This is the final post to the 2-D Transient Heat Conduction series. In the previous posts (part 1 & part 2) I have demonstrated the mathematical model for this problem. We even saw a way of numerically expressing the Laplace Equation and solving it by the Gauss-Seidel iterative algorithm. After you have understood the serial code written in C, you will probably have very little problem understanding its parallel version. This was run on a Nvidia GT200 and code written in CUDA.

A brief introduction to the CUDA environment can be found in my previous posts in this category.

In CUDA, we could think of the entire grid made of sub-grids (blocks). These blocks are two dimensional blocks, square blocks in our case, but need not be square necessarily. Every node in our grid is represented by a unique thread, and a number of threads make up a block of threads (depending on the block dimension). We can even try out a rectangular block of threads just to compare computation times. So the grid would look like:

The blue squares indicate the two dimensional blocks of our grid. Each element in a particular block will have a thread index in both the directions from 0 to (n-1), where n = blockDim.x or blockDim.y, i.e. dimension of that block in the respective direction.

We explicitly define the level of parallelism we wish. This is done by defining the dimensions of grid and block. Later on, we send in the temperature array to the GPU kernel, and get back an updated array. It has to be noted that the updated array Tout has to be swapped with Tin, only then will the iterative algorithm calculate right results. This can be achieved by the following block of code:


//compute grid and block dimensions
grid_dim = dim3(ni/NI_TILE + 1, nj/NJ_TILE + 1, 1);
block_dim = dim3(NI_TILE, NJ_TILE, 1);

// launch kernel
step_kernel_gpu<<<grid_dim, block_dim>>>(ni, nj, tfac, temp1_d, temp2_d);

// swap the temperature pointers
temp_tmp = temp1_d;
temp1_d = temp2_d;
temp2_d = temp_tmp;



Note that we already define NI_TILE and NJ_TILE before this part. I tested (64,8), (32,32) and some more combinations. You can change these values and compare changes in the computation times. The temp1_d and temp2_d mean that these variables have been allotted memory in the device. tfac is the value of $\alpha_{factor}$.

Once we get this part, the next part is understanding the GPU kernel. The simplest method would be to read as well as write to Global memory of the GPU. Using its shared memory, we do enhance our timings, but for now let’s just have a look at the most basic method, i.e.
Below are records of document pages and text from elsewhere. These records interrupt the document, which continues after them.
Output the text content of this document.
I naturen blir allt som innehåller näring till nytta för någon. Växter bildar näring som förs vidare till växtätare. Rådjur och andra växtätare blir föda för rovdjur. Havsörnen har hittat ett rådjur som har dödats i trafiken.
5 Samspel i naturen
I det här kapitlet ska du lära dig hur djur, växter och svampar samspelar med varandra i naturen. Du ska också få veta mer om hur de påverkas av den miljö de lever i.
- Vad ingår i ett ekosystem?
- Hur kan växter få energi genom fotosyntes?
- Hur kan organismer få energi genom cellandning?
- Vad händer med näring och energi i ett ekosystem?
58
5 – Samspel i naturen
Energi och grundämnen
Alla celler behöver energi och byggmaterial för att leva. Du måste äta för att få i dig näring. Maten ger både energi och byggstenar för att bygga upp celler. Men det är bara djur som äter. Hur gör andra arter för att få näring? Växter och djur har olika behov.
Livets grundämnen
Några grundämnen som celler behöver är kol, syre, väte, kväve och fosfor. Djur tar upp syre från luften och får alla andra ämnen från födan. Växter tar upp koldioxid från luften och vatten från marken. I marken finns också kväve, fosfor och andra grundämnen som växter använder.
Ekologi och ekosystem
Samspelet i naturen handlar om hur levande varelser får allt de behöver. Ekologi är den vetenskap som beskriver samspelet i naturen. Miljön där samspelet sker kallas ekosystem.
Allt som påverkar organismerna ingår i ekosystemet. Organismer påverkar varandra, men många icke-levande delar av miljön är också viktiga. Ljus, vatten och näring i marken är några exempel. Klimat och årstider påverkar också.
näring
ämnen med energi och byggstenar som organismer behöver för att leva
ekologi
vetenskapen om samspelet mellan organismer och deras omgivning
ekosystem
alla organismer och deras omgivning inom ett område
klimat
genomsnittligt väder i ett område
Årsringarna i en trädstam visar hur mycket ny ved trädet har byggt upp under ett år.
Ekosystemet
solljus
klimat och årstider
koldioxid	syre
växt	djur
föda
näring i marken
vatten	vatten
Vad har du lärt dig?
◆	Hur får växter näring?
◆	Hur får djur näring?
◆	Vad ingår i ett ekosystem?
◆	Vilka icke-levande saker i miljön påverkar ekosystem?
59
Global memory:


// kernel to update temperatures - GPU version (not using shared mem)
__global__ void step_kernel_gpu(int ni, int nj, float tfac, float *temp_in, float *temp_out)
{
int i, j, ti, tj, i00, im10, ip10, i0m1, i0p1;
float d2tdx2, d2tdy2;

// find i and j indices of this thread
i = blockIdx.x*(NI_TILE) + ti;
j = blockIdx.y*(NJ_TILE) + tj;

// find indices into linear memory
i00 = I2D(ni, i, j);
im10 = I2D(ni, i-1, j);
ip10 = I2D(ni, i+1, j);
i0m1 = I2D(ni, i, j-1);
i0p1 = I2D(ni, i, j+1);

// check that thread is within domain (not on boundary or outside domain)
if (i > 0 && i < ni-1 && j > 0 && j < nj-1) {
// evaluate derivatives
d2tdx2 = temp_in[im10] - 2*temp_in[i00] + temp_in[ip10];
d2tdy2 = temp_in[i0m1] - 2*temp_in[i00] + temp_in[i0p1];

// update temperature
temp_out[i00] = temp_in[i00] + tfac*(d2tdx2 + d2tdy2);

}
}



Note that the terminologies used for variable naming might not be completely understood.

1. i00 :- (i, j)
2. im10 :- (i-1, 0)
3. ip10 :- (i+1, 0)
4. i0m1 :- (i, j-1)
5. i0p1 :- (i, j+1)
6. I2D(n, x, y) = y*n + x

This kernel was called time_steps number of times from within a loop. The results obtained from the GPU kernel exactly matched those obtained from the CPU kernel. An update will be made to this post regarding the speed-ups with respect to grid dimensions and time steps.